Kyongnosla Alpine Wildlife Sanctuary
Kyongnosla and Tsomgo lie on the Gangtok-Natu La highway in East Sikkim. The Sanctuary has dense bamboo thickets and typical temperate vegetation with Rhododendron – Silver Fir – Juniper forest and ground flora like Aconites, Potentilla,Aster, Iris, ground orchids and wild strawberries. There are steep cliffs that are snowbound throughout the year, as also open areas used by livestock in summer, until a recent ban by the government on grazing in forest areas. This IBA is a popular tourist destination barely 40 km from the State capital, Gangtok.
Situated at the elevation between 10,000ft to 13000ft the Kyongnosla sanctuary abounds in alpine flowers like Primulas, Poppies, Magnolias and Rhododendron. The sanctuary is home to several endemic floral species of Himalayas particularly medicinal plants and orchids. Some huge and majestic silver firs spread over the area towering above the dense rhododendron forests and fields of tiny flowering plants. There are also dense bushes of bamboos at the lower altitudes, which forms an ideal habitat for animals like the Red Panda. The difficult terrain of the region has still kept a large portion of the sanctuary as unexplored.
The Kyongnosla Sanctuary commands a breathtaking view of Kanchenjunga peak in the west and Mt. Pandim and Mt. Norsing in the southern side. This unique high altitude scenic sanctuary is also rich in its wildlife divercity. Among the most important species found here apart from Red Panda are Snow leopard, Musk deer, various species of mountain goat and sheep, Himalayan black bear, raptors such as black eagle, black winged kite and kestrel and pheasants such as monals and blood pheasant etc.
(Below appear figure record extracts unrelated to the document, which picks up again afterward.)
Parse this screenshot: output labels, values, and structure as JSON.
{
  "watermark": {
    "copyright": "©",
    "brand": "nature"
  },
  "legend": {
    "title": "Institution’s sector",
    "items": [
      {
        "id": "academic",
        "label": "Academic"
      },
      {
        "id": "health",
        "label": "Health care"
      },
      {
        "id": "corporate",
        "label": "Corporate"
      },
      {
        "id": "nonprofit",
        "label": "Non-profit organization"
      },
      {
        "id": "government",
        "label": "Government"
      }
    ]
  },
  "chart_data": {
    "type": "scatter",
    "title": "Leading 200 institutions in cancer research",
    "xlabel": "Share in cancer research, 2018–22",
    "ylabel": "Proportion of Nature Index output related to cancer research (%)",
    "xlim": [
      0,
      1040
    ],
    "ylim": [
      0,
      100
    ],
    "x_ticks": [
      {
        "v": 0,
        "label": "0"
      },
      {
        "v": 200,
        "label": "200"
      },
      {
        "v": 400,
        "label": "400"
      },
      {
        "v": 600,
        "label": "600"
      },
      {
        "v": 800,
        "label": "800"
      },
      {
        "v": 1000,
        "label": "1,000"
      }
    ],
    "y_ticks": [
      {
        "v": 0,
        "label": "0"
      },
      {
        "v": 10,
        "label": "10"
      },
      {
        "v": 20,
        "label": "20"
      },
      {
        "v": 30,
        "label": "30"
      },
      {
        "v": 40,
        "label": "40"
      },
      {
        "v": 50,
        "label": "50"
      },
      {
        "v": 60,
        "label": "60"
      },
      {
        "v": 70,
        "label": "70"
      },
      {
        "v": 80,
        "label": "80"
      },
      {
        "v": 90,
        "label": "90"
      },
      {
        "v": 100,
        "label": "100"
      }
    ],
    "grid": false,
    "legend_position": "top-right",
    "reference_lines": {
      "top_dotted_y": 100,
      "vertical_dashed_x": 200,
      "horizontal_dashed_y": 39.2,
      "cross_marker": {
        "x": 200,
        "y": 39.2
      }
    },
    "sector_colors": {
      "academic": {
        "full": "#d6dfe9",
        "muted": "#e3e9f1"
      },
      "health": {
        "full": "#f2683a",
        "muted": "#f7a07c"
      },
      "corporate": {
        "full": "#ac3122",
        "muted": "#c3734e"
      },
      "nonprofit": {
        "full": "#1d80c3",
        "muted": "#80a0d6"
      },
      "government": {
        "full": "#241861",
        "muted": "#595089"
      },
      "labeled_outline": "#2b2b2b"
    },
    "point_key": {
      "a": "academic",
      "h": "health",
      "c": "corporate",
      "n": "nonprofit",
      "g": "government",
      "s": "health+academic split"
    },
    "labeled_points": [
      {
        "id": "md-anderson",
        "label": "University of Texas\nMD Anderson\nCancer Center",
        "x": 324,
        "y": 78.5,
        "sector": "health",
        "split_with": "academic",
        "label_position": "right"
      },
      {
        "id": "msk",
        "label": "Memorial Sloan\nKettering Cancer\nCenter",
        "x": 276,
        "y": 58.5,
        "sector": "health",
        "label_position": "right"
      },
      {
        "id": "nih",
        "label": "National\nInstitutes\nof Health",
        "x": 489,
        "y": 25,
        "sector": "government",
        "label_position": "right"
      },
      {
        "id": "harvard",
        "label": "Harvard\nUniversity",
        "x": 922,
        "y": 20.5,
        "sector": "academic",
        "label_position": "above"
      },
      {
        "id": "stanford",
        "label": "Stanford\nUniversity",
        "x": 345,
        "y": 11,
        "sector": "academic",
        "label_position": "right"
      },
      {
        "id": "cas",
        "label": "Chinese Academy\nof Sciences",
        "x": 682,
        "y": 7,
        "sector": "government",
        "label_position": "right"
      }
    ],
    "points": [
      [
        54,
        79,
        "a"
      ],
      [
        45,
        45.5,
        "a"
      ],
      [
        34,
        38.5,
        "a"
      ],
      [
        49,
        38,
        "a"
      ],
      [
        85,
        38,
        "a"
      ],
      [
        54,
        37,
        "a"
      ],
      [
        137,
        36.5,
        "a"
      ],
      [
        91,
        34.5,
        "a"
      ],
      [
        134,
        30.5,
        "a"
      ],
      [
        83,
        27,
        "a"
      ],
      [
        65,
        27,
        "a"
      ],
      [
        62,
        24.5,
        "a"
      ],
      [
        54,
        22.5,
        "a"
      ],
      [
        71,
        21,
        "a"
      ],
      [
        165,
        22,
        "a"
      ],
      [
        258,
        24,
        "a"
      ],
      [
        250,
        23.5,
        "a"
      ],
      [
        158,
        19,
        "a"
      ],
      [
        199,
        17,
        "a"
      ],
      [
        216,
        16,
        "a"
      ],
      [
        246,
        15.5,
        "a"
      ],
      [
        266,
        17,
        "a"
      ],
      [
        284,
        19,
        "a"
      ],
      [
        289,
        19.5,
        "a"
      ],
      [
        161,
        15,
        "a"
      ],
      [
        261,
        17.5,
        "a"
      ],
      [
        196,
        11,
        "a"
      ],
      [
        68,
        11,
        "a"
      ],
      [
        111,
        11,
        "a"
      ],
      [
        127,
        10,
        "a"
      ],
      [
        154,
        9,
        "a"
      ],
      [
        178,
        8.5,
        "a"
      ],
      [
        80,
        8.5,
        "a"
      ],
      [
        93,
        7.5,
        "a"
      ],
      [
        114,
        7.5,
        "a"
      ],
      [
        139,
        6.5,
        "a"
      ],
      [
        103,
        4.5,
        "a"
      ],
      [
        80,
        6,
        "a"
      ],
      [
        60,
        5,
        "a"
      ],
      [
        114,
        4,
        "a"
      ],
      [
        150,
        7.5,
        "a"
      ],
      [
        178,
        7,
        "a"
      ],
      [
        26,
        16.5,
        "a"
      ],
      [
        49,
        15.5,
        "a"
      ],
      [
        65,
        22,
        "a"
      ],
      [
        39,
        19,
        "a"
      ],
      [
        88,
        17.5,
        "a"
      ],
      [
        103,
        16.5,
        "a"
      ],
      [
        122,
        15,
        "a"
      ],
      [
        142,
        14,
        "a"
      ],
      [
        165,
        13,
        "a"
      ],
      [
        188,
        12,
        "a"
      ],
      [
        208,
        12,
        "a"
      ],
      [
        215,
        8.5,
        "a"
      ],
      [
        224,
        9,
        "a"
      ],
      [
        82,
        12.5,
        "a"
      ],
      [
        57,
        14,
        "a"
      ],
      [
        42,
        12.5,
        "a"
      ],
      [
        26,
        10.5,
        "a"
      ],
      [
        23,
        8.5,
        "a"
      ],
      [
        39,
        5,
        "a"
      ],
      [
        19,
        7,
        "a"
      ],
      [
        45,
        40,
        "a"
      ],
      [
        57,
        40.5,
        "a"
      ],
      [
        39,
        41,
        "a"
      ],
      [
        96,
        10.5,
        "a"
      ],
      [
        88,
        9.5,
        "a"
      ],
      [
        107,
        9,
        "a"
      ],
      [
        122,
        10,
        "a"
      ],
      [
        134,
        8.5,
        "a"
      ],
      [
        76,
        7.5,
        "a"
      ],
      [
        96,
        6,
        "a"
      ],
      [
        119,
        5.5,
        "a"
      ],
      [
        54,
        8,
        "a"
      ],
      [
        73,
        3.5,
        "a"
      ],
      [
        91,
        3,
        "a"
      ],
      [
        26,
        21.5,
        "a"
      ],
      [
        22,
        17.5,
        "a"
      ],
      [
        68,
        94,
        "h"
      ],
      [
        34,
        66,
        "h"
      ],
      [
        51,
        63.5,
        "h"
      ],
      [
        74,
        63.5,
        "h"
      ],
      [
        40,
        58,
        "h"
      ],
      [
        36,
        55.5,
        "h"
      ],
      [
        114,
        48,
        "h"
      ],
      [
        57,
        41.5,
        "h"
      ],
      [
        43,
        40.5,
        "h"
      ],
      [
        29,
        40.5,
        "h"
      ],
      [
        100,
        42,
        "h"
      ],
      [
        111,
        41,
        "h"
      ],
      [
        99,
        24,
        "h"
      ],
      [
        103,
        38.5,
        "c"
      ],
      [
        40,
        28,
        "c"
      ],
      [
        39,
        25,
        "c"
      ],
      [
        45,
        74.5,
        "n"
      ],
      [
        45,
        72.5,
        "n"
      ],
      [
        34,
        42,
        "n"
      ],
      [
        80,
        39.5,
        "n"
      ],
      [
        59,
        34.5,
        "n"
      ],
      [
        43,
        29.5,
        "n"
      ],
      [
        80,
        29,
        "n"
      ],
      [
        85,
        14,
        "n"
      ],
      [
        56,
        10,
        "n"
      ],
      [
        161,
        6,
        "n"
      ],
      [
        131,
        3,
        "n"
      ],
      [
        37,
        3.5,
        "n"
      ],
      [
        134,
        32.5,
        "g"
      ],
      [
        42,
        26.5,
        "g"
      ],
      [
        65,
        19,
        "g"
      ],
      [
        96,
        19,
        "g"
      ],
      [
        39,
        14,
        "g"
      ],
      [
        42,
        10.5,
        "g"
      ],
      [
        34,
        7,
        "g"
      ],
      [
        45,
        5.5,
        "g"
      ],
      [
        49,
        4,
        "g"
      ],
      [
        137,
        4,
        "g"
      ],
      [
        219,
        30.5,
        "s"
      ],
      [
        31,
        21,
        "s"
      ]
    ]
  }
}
Although it is difficult to spot an animal on one’s journey to Tsongo Lake and Nathula, but the Kyongnosla Sanctuary is one of the safest refuge of these rare species because of the strict protection by forest department and army personnel. The difficult terrain is also an assistance to save the endangered animals.
More than 230 species of birds have been identified (U. Lachungpapers. comm. 2003). Outside Khangchendzonga National Park, this is the site where the State Bird of Sikkim, the Blood Pheasant Ithaginis cruentus, is found, probably in significant numbers. Among the globally threatened species of this site, the most prominent one would be the Wood Snipe Gallinago nemoricola, as it possibly
breeds here (U. Lachungpa pers. comm. 2003). Satyr Tragopan Tragopan satyra at the upper limit of its range, and Himalayan Monal Lophophophorus impejanus, the former considered as Near Threatened (BirdLife International 2001), are also residents. The Snow Pigeon Columba leuconota come down here in winter.
Other species of interest are the Fire-tailed Sunbird Aethopyga ignicauda and Gold-naped Black Finch Pyrrhoplectes epauletta, birds of temperate forest. Golden Eagle Aquila chrysaetos and Greater Spotted Eagle Aquila clanga, Brown-headed Gull Larus brunnicephalus with Tufted Pochard Aythya fuligula were seen
occasionally in Tsomgo Lake during the winter Asian Waterfowl Census (AWC). Pallas’s Fish-Eagle Haliaeetus leucoryphus was once seen in the forest patch below Tamzey during a survey for Red Panda in 1998 (U. Lachungpa pers. comm. 2003).